Yes, the reason why I do so many tests and why I didn't use the boolean idea was that I think I ran into instances where the vertices weren't stored in the same order so I was getting triangles being rendered incorrectly. So v1, v2, v3, and v4 created from CalculatePosition didn't necessarily correspond to v1, v2, v3, and v4 used in PatchRData in that order. Plus, I have a bias against using booleans because I usually find they obfuscate logic.

I remember doing the math and coming to your conclusion that we could avoid normalization because the sin(angle) would be the same for all the cross products, but whatever needs to be done to get the correct result. In terms of algorithmic efficiency, I don't know of any cleverer ways to find the angle between planes. Computationally, you could probably do LengthSquared and parts of Normalize in SSE asm, but that'd probably be overkill.

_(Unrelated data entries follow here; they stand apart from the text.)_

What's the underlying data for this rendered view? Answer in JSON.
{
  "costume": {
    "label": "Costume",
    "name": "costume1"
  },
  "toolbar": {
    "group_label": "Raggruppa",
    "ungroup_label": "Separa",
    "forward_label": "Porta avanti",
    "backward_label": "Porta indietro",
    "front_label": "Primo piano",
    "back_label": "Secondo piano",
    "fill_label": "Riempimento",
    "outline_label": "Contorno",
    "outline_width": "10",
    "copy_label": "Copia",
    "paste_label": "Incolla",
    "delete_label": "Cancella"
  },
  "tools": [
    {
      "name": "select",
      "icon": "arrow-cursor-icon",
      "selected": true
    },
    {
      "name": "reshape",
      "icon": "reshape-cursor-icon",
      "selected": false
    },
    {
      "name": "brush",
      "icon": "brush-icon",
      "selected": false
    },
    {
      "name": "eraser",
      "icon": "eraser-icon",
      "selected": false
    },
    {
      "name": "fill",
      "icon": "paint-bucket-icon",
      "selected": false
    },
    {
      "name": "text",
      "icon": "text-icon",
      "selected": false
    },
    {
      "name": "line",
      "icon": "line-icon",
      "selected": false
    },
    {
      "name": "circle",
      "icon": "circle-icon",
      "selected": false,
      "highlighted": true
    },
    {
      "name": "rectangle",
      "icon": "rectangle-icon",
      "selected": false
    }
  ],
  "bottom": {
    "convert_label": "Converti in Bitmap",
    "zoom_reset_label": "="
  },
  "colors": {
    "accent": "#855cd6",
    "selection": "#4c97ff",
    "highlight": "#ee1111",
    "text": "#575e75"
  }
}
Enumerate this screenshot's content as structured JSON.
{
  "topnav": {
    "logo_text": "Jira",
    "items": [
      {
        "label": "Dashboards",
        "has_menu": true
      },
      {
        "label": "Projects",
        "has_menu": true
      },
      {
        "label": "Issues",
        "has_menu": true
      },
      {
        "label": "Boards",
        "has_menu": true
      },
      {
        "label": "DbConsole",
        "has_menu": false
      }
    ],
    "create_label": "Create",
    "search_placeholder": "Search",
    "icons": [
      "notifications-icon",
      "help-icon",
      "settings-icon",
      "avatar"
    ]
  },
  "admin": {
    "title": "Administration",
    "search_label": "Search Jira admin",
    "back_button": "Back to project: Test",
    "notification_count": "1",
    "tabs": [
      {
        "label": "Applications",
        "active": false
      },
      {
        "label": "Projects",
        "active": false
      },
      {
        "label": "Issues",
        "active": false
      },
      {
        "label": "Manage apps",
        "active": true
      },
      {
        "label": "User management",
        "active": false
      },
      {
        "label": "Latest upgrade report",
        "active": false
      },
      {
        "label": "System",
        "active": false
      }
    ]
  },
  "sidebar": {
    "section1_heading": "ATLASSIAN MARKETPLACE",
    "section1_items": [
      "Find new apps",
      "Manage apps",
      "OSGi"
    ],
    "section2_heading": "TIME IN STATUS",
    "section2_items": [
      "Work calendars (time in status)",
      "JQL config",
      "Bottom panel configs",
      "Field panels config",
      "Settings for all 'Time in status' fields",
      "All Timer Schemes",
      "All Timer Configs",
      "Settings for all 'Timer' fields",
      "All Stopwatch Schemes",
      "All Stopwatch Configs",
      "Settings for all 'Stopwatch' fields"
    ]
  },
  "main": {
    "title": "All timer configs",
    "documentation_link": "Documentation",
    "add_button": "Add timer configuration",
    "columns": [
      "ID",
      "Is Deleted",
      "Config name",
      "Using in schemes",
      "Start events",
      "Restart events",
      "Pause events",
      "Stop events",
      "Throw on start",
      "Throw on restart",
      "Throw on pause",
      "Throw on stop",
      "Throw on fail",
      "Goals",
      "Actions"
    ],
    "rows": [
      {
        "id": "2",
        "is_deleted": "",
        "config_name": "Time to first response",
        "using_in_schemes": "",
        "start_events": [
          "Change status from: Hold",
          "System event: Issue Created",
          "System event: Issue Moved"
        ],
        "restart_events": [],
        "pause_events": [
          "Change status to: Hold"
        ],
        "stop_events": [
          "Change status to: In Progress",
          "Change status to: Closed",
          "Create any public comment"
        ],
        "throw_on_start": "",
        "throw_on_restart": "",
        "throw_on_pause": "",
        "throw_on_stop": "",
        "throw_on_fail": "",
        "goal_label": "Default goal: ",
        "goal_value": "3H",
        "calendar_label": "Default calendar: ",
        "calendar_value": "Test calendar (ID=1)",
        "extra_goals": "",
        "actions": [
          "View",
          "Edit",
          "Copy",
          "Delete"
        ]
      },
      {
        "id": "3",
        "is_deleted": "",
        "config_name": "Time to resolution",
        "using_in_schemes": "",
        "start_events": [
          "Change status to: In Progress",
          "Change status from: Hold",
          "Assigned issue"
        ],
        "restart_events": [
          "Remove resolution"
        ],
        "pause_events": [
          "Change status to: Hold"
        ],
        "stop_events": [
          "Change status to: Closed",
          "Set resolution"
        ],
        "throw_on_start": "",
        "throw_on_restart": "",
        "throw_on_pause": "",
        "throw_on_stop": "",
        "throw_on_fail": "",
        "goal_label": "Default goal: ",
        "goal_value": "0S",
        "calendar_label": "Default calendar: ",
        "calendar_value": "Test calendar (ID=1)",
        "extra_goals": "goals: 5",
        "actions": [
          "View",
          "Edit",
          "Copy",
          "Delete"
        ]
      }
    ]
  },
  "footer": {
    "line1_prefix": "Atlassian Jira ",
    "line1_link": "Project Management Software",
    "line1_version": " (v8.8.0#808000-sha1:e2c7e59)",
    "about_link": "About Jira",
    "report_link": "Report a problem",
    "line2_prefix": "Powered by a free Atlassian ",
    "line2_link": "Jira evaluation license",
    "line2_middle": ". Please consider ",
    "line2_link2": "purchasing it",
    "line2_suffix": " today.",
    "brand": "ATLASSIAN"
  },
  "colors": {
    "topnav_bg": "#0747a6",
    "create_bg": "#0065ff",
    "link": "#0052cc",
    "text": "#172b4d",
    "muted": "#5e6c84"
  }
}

I'm not sure there's anything we can do about floating point comparison other than hope that since CVector3D makes use of boost's fixed float conversion the compiler won't try to optimize to anything less than whatever precision boost uses. We could probably rewrite CVector3D to use fixed-precision floats if we really need to (not that I know how). And yes, there's a memory tradeoff for functionality, but I opted to do it that way because of the issue I mentioned before with the ordering of vertices. It also seemed a little silly that other components needed to worry about the order of the vertices used for triangulation when they really don't need to, other than knowing that it exists.

[(none)]

Milestone Environment Demo deleted

[philip]

(In [9054]) # Explicitly triangulate terrain tiles. Store blend splats as indexed triangles. Remove unnecessary copy of vertex data. Fixes #169.